In response to the overwhelming destruction produced by these hurricanes, many organizations have joined the relief efforts. If you are currently a student looking to help with the hurricane relief efforts, there are several different methods to help those in need. As we’re all students and our surplus funds are often already allocated to G&Ts at Bilt, there is also the option to donate clothing and nonperishable food to affected communities. Students can get online and use GreenDrop, a charitable organization that will pick up clothing, shoes, household items, etc. at a scheduled time and location on behalf of the American Red Cross, the Military Order of the Purple Heart, or the Society of St. Vincent de Paul. All three organizations have pledged that current donations will go towards hurricane relief efforts. Scheduling a pick-up is extremely easy, so clean out your closets, and maybe your pantries too! The Salvation Army is accepting donations of food and water to provide to first responders, as well as coordinating massive feeding efforts for residents. Feeding Texas and many local food banks are also accepting food donations.

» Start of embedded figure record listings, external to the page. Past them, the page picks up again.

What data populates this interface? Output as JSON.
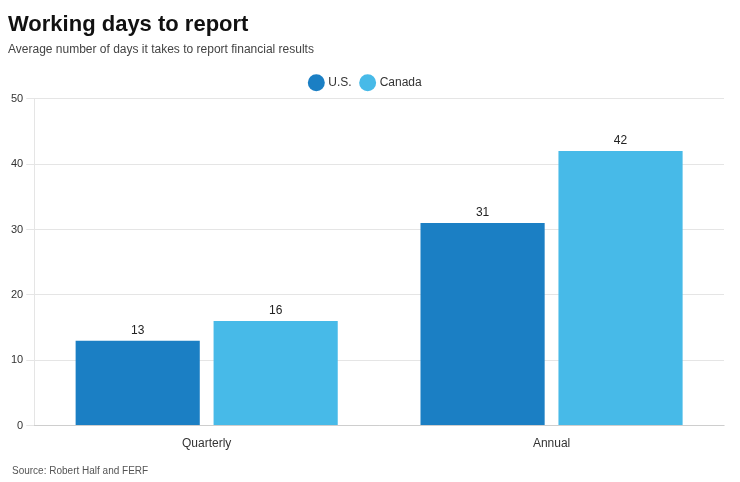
{
  "chart_data": {
    "type": "bar",
    "title": "Working days to report",
    "subtitle": "Average number of days it takes to report financial results",
    "source": "Source: Robert Half and FERF",
    "categories": [
      "Quarterly",
      "Annual"
    ],
    "series": [
      {
        "name": "U.S.",
        "color": "#1b7fc4",
        "values": [
          13,
          31
        ]
      },
      {
        "name": "Canada",
        "color": "#47bae8",
        "values": [
          16,
          42
        ]
      }
    ],
    "ylim": [
      0,
      50
    ],
    "yticks": [
      0,
      10,
      20,
      30,
      40,
      50
    ],
    "grid": true,
    "legend": "top",
    "data_labels": true
  }
}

Donations will be needed long into the future with thousands of evacuees still displaced from Texas, the southern regions of Florida, and the Caribbean islands. Clean water, food, and clothing will be critical in the resettlement process. Please consider donating money, food, or clothing to the hurricane relief efforts through any of the convenient and reliable organizations currently contributing to relief efforts.
1 Holmes, Frank, “We Looked into the Effects of Hurricane Harvey and Here is What We Found,” Forbes, 09.05.17.
4 Wamsley, Laurel, “Here’s How You Can Help People Affected by Harvey,” NPR, 08.2017.
5 Wamsley, Laurel, “Here’s How You Can Help People Affected by Harvey,” NPR, 08.2017.
6 Dwyer, Colin, “The Rubble and Recovery of the U.S. Virgin Islands: ‘Will We Survive the Aftermath?” NPR, 09.2017.
7 Associated Press, “A Look at the Damage from Hurricane Irma in the Caribbean,” 09.2017. http://abcnews.go.com/International/wireStory/damage-hurricane-ir
8 Atkins, Katie, “10,000 People in the Keys Left Homeless by Hurricane Irma,” Miami Herald, 09.18.17.